The answer is \(11^9\). In general, if there are \(n\) drivers and \(n\) parking spaces, the answer is \((n+1)^{n-1}\).
Let us modify the problem in the following way: We have \(n\) drivers as in the original problem, but we add one more parking space right after the last space. We arrange these \(n+1\) parking spaces in a circle, in the clockwise order. Each driver has a favourite parking space, and the drivers enter in order, each starting from their favourite parking space and moving clockwise around the circle until they find the first empty parking space and park there.

In this modified problem, everyone can park, and at the end one of the spaces will be empty. A favourite parking space assignment in the modified problem is a solution to the original problem if and only if the empty space in the modified problem is the \(n+1\)’th space.

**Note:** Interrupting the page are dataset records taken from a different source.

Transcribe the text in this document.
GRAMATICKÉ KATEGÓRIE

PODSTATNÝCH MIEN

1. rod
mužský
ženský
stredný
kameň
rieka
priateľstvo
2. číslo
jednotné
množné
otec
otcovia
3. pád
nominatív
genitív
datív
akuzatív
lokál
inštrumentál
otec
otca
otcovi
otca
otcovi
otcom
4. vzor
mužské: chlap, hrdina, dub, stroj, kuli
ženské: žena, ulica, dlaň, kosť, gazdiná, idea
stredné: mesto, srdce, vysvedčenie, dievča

In the modified problem, since each person has \(n+1\) options for their favourite parking space, there are \((n+1)^n\) arrangements. Also, due to symmetry, in the modified problem, the number of arrangements that leave each parking space empty in the end are equal. Thus, exactly \(1/(n+1)\) fraction of the arrangements are valid for the original problem. Therefore, the the solution to the original problem is \((n+1)^n/(n+1) = (n+1)^{n-1}\). For \(n=10\), this amounts to \(11^9\).